The project is in model theory (mathematical logic), which concerns the expressibility in logical languages of properties of mathematical structures (e.g. graphs, groups, rings). Model theory aims to identify borders between `tame' and `wild' objects in mathematics, and to pin down abstract notions of independence and dimension and understand the geometry of `definable sets' in a structure, often with wide-ranging applications. This project focusses on classes of finite structures (e.g. the class of all finite fields), and on the `ultraproduct' construction which converts a class of finite structures to an infinite `pseudofinite' structure' which inherits properties of the class and is amenable to model-theoretic methods, with applications for the finite structures. Key objectives include:
(i) proving a trichotomy for pseudofinite geometries -- they should be `trivial', `group-like', or `field-like';
(ii) developing current concepts from abstract model theory for pseudofinite structures;
(iii) identifying first order properties of pseudofinite groups, and constraints on their possible quotients;
(iv) finding links between the model-theoretic `independence theorem', Gowers' notion of `quasi-random groups', and the Szemeredi regularity theorem in graph theory.
(v) model theory of finite ordered structures, and links to finite model theory.

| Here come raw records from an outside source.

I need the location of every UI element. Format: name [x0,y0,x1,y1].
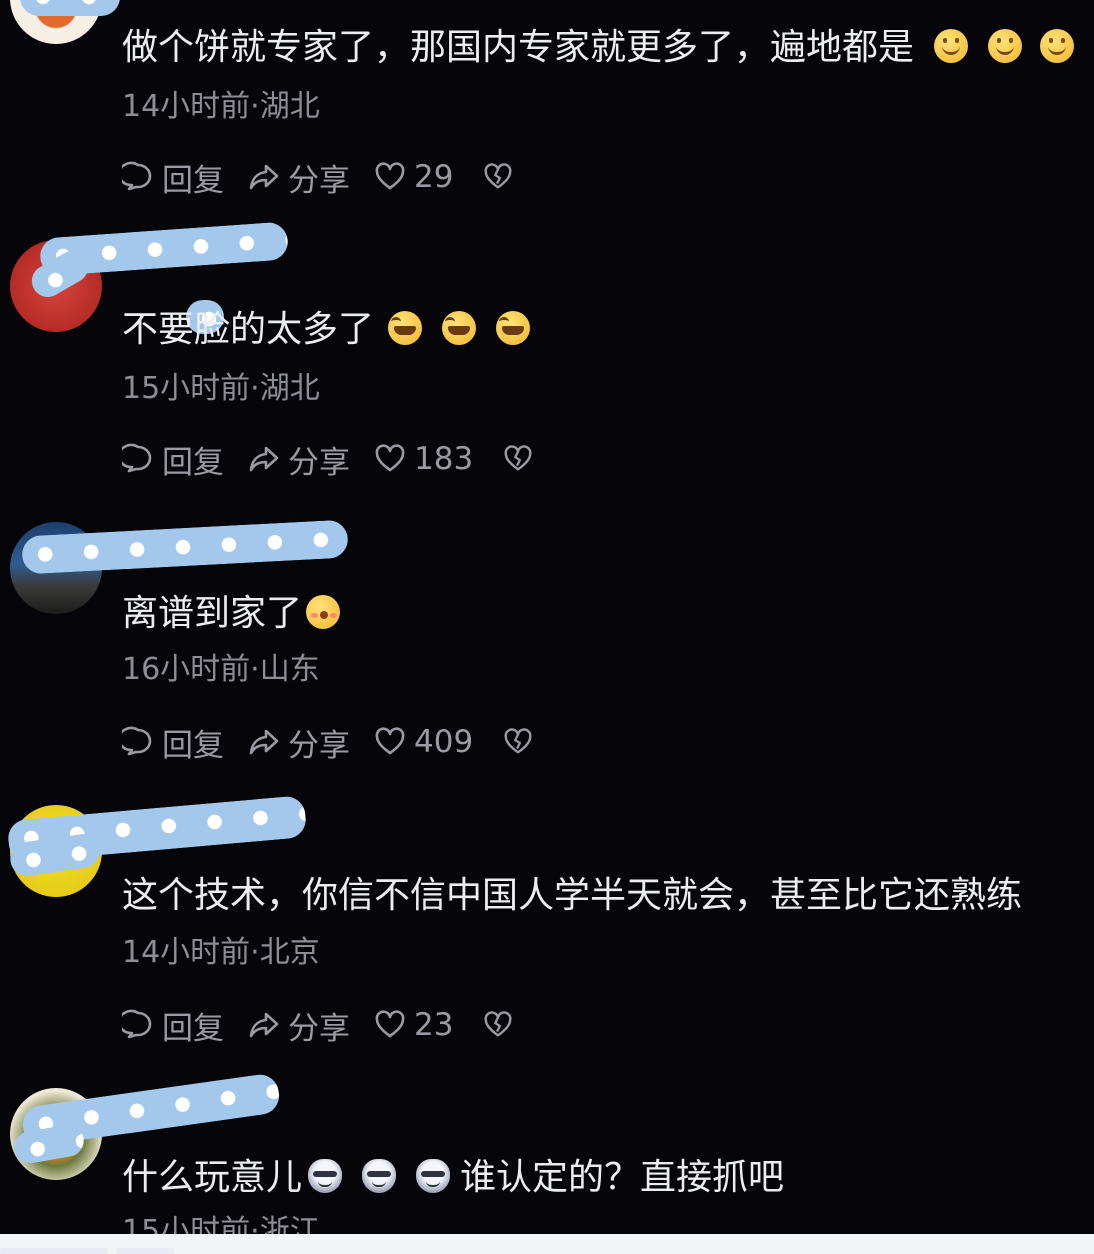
heart-outline-icon [375,1010,405,1038]
share-button[interactable]: 分享 [248,437,350,482]
dislike-button[interactable] [483,1010,513,1040]
cat-emoji-icon [416,1159,451,1193]
heart-outline-icon [375,444,405,472]
cat-emoji-icon [362,1159,397,1193]
comment-text: 做个饼就专家了，那国内专家就更多了，遍地都是 [122,26,1075,70]
bottom-tab [0,1248,108,1254]
comment-actions: 回复 分享 183 [122,437,557,482]
comment-meta: 16小时前·山东 [122,652,320,687]
comment-list: 做个饼就专家了，那国内专家就更多了，遍地都是 14小时前·湖北 回复 分享 29 [0,0,1094,1234]
broken-heart-icon [504,728,532,754]
comment-text: 离谱到家了 [122,592,341,636]
share-arrow-icon [249,164,279,190]
dislike-button[interactable] [503,727,533,757]
comment-meta: 15小时前·湖北 [122,371,320,406]
comment-meta: 14小时前·北京 [122,935,320,970]
dislike-button[interactable] [503,444,533,474]
share-button[interactable]: 分享 [248,155,350,200]
like-button[interactable]: 29 [374,159,453,195]
broken-heart-icon [504,445,532,471]
share-button[interactable]: 分享 [248,720,350,765]
smile-emoji-icon [988,29,1023,63]
crying-emoji-icon [388,311,423,345]
kissing-emoji-icon [306,595,341,629]
like-button[interactable]: 183 [374,441,473,477]
crying-emoji-icon [496,311,531,345]
heart-outline-icon [375,727,405,755]
share-button[interactable]: 分享 [248,1003,350,1048]
comment-text: 这个技术，你信不信中国人学半天就会，甚至比它还熟练 [122,875,1023,916]
reply-button[interactable]: 回复 [122,720,224,765]
comment-bubble-icon [122,1009,152,1039]
like-button[interactable]: 23 [374,1007,453,1043]
comment-actions: 回复 分享 23 [122,1003,537,1048]
like-button[interactable]: 409 [374,724,473,760]
comment-actions: 回复 分享 29 [122,155,537,200]
crying-emoji-icon [442,311,477,345]
comment-text: 什么玩意儿 谁认定的？直接抓吧 [122,1157,785,1198]
comment-actions: 回复 分享 409 [122,720,557,765]
share-arrow-icon [249,729,279,755]
bottom-tab [116,1248,174,1254]
comment-bubble-icon [122,161,152,191]
dislike-button[interactable] [483,162,513,192]
heart-outline-icon [375,162,405,190]
broken-heart-icon [484,1011,512,1037]
reply-button[interactable]: 回复 [122,155,224,200]
reply-button[interactable]: 回复 [122,437,224,482]
smile-emoji-icon [934,29,969,63]
censored-username [20,0,120,16]
reply-button[interactable]: 回复 [122,1003,224,1048]
comment-bubble-icon [122,443,152,473]
comment-bubble-icon [122,726,152,756]
share-arrow-icon [249,446,279,472]
cat-emoji-icon [308,1159,343,1193]
comment-meta: 14小时前·湖北 [122,89,320,124]
smile-emoji-icon [1040,29,1075,63]
broken-heart-icon [484,163,512,189]
share-arrow-icon [249,1012,279,1038]
comment-meta: 15小时前·浙江 [122,1214,320,1234]
comment-text: 不要脸的太多了 [122,308,531,352]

To support his future academic research career, the Fellow, Garcia, will receive training through research in the model theory groups in Leeds and (through a secondment) Lyon. There will be knowledge transfer to Garcia of expertise in model-theoretic algebra of Leeds and Lyon, and Garcia will also build knowledge of finite model theory and its computer science applications. He will receive complementary training in many research skills (including outreach), and will transfer to Leeds expertise he has gained in the excellent model theory groups in Berkeley and Bogota, while deepening EU-Colombia mathematics links.